On observera aussitôt que cette affaire de “l’affrontement” en mode de cyberguerre, ou guerre électronique, entre la marine iranienne regroupée au sein des manœuvres Velayat 90 et la Vème Flotte est aussi bien une affaire de guerre électronique simulée que d’évaluation médiatique de la chose. Cela laisse bien de la place pour les interprétations, entre la simulation d’un affrontement réel et l’évaluation médiatique de cette simulation. On comprend que nous attirions l’attention sur les déclarations de Heidarpour mêlant la cyberguerre et la guerre de l’information au sein du système de la communication…

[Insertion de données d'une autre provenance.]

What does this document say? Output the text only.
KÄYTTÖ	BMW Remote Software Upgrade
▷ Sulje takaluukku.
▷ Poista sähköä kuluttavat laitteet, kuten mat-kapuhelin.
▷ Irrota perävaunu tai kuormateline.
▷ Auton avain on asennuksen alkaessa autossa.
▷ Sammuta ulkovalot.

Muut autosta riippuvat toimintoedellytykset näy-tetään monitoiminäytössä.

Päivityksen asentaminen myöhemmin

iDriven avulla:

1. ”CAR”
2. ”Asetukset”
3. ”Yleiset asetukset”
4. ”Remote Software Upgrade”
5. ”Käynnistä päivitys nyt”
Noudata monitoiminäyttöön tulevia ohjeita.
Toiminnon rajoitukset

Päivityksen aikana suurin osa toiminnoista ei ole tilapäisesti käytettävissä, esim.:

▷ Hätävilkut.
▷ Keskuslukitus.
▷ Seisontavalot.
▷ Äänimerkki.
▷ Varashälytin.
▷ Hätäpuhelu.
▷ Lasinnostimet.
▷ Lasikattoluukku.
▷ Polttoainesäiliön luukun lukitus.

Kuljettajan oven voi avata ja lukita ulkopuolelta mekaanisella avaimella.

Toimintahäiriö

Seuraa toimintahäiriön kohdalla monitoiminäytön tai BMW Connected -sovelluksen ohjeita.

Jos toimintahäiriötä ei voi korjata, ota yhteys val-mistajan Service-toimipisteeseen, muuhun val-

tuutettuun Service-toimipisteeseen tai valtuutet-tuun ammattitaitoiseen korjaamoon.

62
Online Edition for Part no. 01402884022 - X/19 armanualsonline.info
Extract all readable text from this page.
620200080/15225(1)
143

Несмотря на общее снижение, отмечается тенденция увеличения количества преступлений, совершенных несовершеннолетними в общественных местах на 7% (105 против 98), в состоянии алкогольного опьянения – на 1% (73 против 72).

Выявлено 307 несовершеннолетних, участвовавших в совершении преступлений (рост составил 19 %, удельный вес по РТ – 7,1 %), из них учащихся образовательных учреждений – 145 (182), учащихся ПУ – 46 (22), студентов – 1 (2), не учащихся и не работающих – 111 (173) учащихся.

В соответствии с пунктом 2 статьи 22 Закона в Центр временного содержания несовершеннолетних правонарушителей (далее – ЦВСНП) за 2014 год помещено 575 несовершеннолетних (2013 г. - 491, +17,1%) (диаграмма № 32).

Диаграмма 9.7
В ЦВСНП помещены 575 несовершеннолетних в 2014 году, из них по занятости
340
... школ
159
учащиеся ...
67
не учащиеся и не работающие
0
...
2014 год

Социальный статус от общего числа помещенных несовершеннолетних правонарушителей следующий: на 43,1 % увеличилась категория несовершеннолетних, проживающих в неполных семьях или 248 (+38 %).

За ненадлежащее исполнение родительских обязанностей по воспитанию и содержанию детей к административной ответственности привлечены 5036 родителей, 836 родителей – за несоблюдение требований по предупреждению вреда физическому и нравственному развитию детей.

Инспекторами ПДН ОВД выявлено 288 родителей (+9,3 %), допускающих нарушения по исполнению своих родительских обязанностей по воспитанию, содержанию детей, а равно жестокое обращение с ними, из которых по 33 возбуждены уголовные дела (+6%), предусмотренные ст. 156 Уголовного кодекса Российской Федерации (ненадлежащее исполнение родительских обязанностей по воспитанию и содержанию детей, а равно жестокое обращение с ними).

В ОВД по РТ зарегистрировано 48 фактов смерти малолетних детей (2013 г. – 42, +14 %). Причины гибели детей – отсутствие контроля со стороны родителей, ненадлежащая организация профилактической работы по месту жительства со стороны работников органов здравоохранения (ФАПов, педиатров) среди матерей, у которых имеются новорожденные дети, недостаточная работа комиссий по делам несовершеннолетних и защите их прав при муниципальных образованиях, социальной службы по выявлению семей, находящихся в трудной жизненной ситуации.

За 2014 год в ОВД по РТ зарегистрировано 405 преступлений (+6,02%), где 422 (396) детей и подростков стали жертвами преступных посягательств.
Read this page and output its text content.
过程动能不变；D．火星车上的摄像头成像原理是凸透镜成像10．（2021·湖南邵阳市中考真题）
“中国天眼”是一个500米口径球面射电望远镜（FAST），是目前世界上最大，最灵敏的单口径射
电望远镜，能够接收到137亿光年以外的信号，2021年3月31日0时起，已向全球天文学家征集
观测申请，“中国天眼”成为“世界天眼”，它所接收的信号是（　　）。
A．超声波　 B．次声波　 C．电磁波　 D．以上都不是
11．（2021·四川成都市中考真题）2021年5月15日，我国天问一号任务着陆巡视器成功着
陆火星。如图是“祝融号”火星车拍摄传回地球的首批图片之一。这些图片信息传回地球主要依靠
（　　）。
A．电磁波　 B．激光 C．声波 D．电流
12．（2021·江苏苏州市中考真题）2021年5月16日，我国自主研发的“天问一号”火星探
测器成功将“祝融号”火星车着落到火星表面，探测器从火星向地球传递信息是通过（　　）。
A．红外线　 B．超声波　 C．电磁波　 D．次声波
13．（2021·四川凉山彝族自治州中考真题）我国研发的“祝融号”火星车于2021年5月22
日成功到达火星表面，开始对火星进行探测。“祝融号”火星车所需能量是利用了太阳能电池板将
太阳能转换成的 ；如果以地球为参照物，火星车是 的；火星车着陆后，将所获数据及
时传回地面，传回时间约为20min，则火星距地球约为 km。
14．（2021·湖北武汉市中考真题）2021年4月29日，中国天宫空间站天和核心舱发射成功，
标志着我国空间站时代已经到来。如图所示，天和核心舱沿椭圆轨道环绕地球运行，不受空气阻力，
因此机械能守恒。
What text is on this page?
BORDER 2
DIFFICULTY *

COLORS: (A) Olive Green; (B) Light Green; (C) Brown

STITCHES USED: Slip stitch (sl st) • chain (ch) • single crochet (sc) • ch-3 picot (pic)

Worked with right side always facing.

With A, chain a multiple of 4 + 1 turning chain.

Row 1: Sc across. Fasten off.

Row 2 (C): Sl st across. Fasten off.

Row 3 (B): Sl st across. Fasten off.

D’autre part, le simple fait de décrire un affrontement entre ces deux forces, – même simulé, et surtout simulé, – est déjà, en soi, une victoire pour les Iraniens, puisque c’est la reconnaissance de facto que la flotte iranienne est perçue comme un adversaire de la même catégorie que la Vème Flotte, par les observateurs et, fort probablement, par la Vème Flotte elle-même. L’habitude à cet égard, depuis la fin de la Guerre froide, est que l’U.S. Navy, et la Vème Flotte par conséquent pour ce cas, est quelque chose au-dessus du reste, avec laquelle rien du reste ne peut se comparer, a fortiori dans le prolongement d’imaginer un affrontement simulé recouvrant un véritable antagonisme. Quel chemin parcouru par les Iraniens depuis les jours de la guerre Iran-Irak, avec l’épisode de “la guerre des pétroliers” en 1986-1988, où l’U.S. Navy assurait la protection du flot de pétroliers dans le Golfe et n’avait à craindre que les attaques de petites “vedettes” rapides iranienne, en général toutes de bois vêtues (mais difficilement repérables par radar, certes), comme seule menace de la flotte iranienne. (En désespoir de cause malgré tout, devant ces “piqûres de moustique” qui ne se concrétisèrent jamais, l’U.S. Navy, sous la forme du croiseur AEGIS USS Vincennes, abattit “par erreur” un Airbus d’Iran Air, en l’ayant “confondu” avec un F-14 iranien, causant la mort de près de 200 passagers civils, cela sans un mot d’excuse spécifique adressé à l’Iran.)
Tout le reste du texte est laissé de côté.